On the Family Bank Case, the bank promised a 20% waiver on a loan but later claimed it had expired (a term never disclosed). They also unilaterally debited Ksh. 399,800 from her account to pay for potential legal fees. The bank was ordered to refund a total of Ksh. 1,415,604. The CAK ruled that overdrawing an account without consent for “legal fees” was an abuse of a superior bargaining position. The CAK ruled this was unconscionable because the bank abused its higher bargaining position and reneged on clear promises.
Unilever was also flagged for unilaterally revising payment terms for SME suppliers, essentially forcing them to accept longer payment cycles or face removal from the supplier list.
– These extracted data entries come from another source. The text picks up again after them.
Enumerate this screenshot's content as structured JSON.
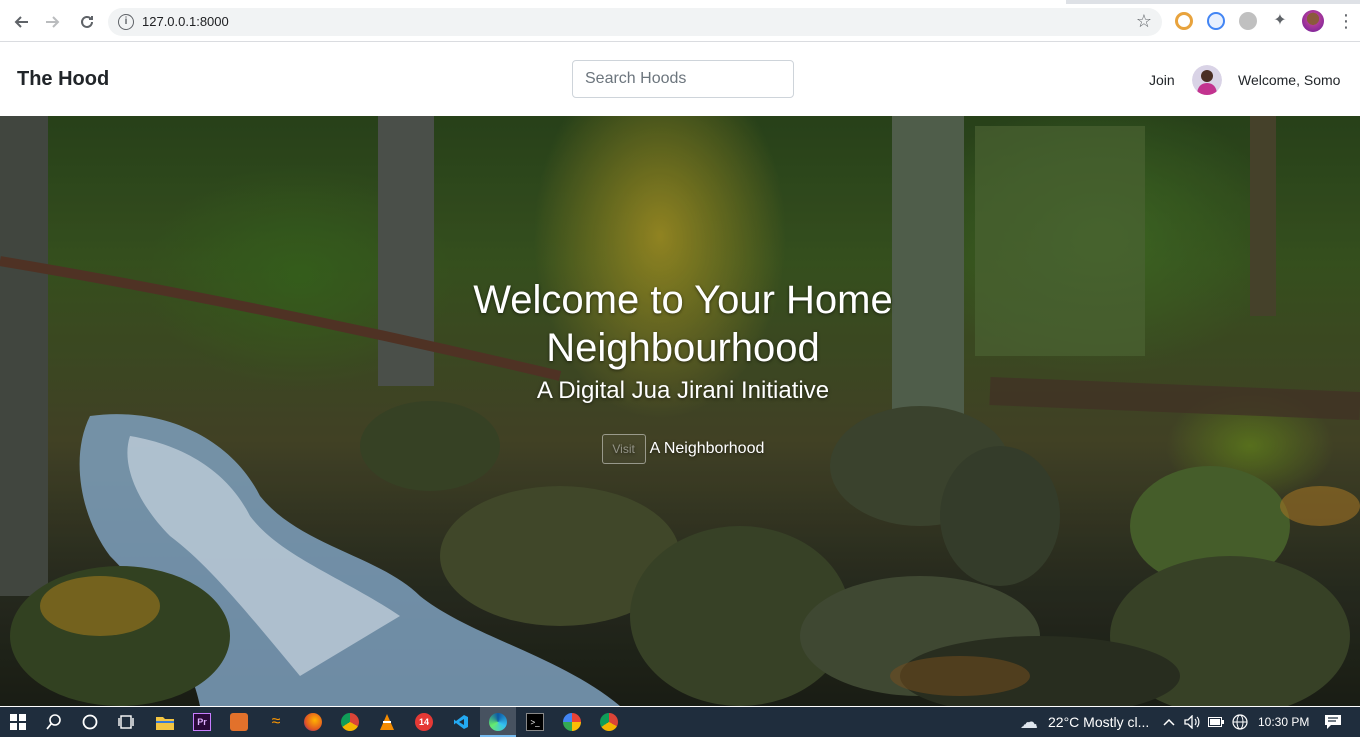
{
  "browser": {
    "url": "127.0.0.1:8000",
    "back_icon": "back-arrow-icon",
    "forward_icon": "forward-arrow-icon",
    "reload_icon": "reload-icon"
  },
  "navbar": {
    "brand": "The Hood",
    "search_placeholder": "Search Hoods",
    "join_label": "Join",
    "welcome": "Welcome, Somo"
  },
  "hero": {
    "title": "Welcome to Your Home Neighbourhood",
    "subtitle": "A Digital Jua Jirani Initiative",
    "visit_label": "Visit",
    "cta_text": "A Neighborhood"
  },
  "taskbar": {
    "weather": "22°C  Mostly cl...",
    "time": "10:30 PM",
    "badge": "14"
  },
  "colors": {
    "taskbar_bg": "#1f2d3d",
    "brand_text": "#212529"
  }
}
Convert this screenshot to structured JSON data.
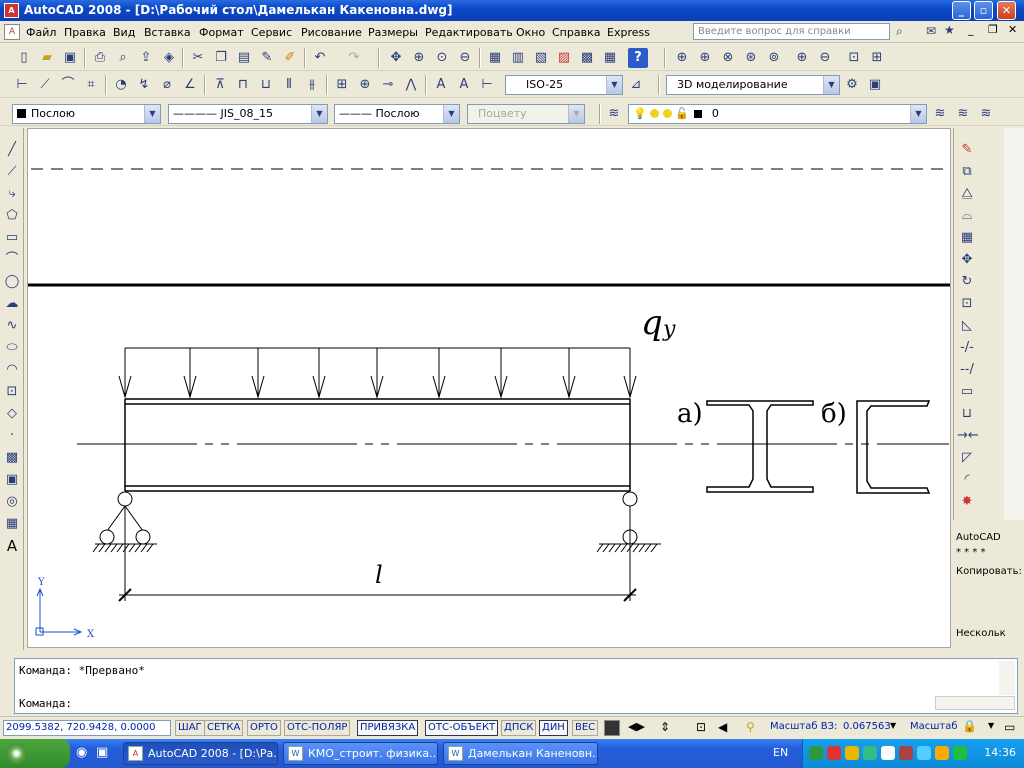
{
  "window": {
    "title": "AutoCAD 2008 - [D:\\Рабочий стол\\Дамелькан Какеновна.dwg]",
    "app_icon": "A"
  },
  "menu": {
    "items": [
      "Файл",
      "Правка",
      "Вид",
      "Вставка",
      "Формат",
      "Сервис",
      "Рисование",
      "Размеры",
      "Редактировать",
      "Окно",
      "Справка",
      "Express"
    ],
    "help_placeholder": "Введите вопрос для справки"
  },
  "toolbars": {
    "dimstyle": "ISO-25",
    "workspace": "3D моделирование",
    "color": "Послою",
    "linetype": "———— JIS_08_15",
    "lineweight": "——— Послою",
    "plotstyle": "Поцвету",
    "layer": "0"
  },
  "drawing": {
    "load_label": "q",
    "load_subscript": "y",
    "span_label": "l",
    "section_a_label": "а)",
    "section_b_label": "б)",
    "ucs_x": "X",
    "ucs_y": "Y"
  },
  "right_info": {
    "line1": "AutoCAD",
    "line2": "* * * *",
    "line3": "Копировать:",
    "line4": "Нескольк"
  },
  "command": {
    "line1": "Команда: *Прервано*",
    "line2": "Команда:"
  },
  "status": {
    "coords": "2099.5382, 720.9428, 0.0000",
    "buttons": [
      "ШАГ",
      "СЕТКА",
      "ОРТО",
      "ОТС-ПОЛЯР",
      "ПРИВЯЗКА",
      "ОТС-ОБЪЕКТ",
      "ДПСК",
      "ДИН",
      "ВЕС"
    ],
    "scale_label": "Масштаб ВЗ:",
    "scale_value": "0.067563",
    "scale_label2": "Масштаб"
  },
  "taskbar": {
    "start": "",
    "tasks": [
      "AutoCAD 2008 - [D:\\Ра...",
      "КМО_строит. физика...",
      "Дамелькан Каненовн..."
    ],
    "lang": "EN",
    "clock": "14:36"
  }
}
Consequences of Engaging in Unconscionable Conduct
The Competition Act provides for severe penalties to deter such behavior. The Authority can impose a fine of up to 10% of the undertaking’s gross annual turnover in Kenya for the preceding year. Offending parties are often ordered to refund the exact amounts unlawfully gained from the victim. For certain violations, individuals involved can face fines of up to KSh 10 million and imprisonment for a term not exceeding five years. The CAK frequently mandates that the organization’s staff undergo mandatory training on competition law to prevent recurrence.
Conclusion
The shift toward active enforcement by the CAK signals the end of “absolute freedom of contract” in Kenya. Businesses, particularly in the banking and retail sectors, are now held to a standard of fairness and transparency. As seen in the GT Bank Kenya Ltd vs. ASL Limited case, the regulator will intervene in private commercial negotiations where there is evidence of oppression or exploitation of a weaker party’s position.